Ben Abadie, head coach of Tulane's baseball program in the 1950s, is best known for his "field of dreams" training program.
With the exception of three years when he played professional baseball, Bernard Paul “Ben” Abadie spent the vast majority of his life within five miles of Tulane University, where he had a lengthy and rewarding career as a coach and administrator.
Abadie was born on November 18, 1921, to Edna and Bernard C. Abadie. An outstanding four-sport athlete at Fortier High School in his native New Orleans, Abadie was a highly recruited college baseball prospect. He elected to attend Tulane, where he played baseball from 1947 through 1949 and was a member of the 1948 Southeastern Conference championship team. Upon graduation he was signed by the Boston Braves and spent several years in their minor-league system. While playing winter ball in Venezuela, Abadie was coached by the legendary Rogers Hornsby.

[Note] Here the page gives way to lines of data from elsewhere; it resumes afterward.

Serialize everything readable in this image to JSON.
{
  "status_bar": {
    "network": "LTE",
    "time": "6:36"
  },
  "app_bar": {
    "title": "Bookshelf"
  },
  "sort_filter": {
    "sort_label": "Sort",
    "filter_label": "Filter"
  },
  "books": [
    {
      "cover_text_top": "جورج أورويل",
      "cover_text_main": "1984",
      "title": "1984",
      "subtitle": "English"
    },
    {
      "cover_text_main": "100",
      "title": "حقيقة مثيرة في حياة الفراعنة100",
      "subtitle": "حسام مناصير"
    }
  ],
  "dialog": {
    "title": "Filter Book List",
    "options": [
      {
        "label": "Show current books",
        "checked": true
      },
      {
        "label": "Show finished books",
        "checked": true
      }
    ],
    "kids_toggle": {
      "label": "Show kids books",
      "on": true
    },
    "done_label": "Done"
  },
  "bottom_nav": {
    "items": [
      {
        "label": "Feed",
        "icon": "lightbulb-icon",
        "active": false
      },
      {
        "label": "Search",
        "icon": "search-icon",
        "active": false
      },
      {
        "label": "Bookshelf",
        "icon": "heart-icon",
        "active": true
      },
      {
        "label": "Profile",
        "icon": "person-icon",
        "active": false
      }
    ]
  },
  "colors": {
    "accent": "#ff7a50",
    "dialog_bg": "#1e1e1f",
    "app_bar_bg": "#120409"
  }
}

Abadie returned to Tulane to complete his degree in 1950, and again after his retirement from professional baseball in 1951. He served as the director of intramural sports and Favrot Field House, and as an instructor in the physical education program. In his spare time he supervised the concessions at Tulane Stadium for Tulane and New Orleans Saints football games.
From 1955 through 1957 Abadie served as the head coach for the Tulane baseball program, compiling a record of twenty-six wins and thirty-two losses. He returned to the helm for three more seasons from 1964 through 1966, this time posting a record of forty-four wins and thirty losses. His 1966 Green Wave team set a school record of fifteen consecutive wins.
However, it was for his “field of dreams” program that Abadie is most remembered. In 1961 several of his former players asked him to continue coaching them after graduation. For more than fifty years Abadie would hit fungoes and conduct skill drills with former players of all ages. From informal games and workouts to an active schedule in the Commercial Athletic League, the program is still active but is now limited to Saturday morning workouts and the occasional intrasquad game.
Abadie was inducted into the Tulane Athletics Hall of Fame (1996) and the Diamond Club of New Orleans Hall of Fame (1998).
He died on August 19, 2011, at the age of eighty-nine.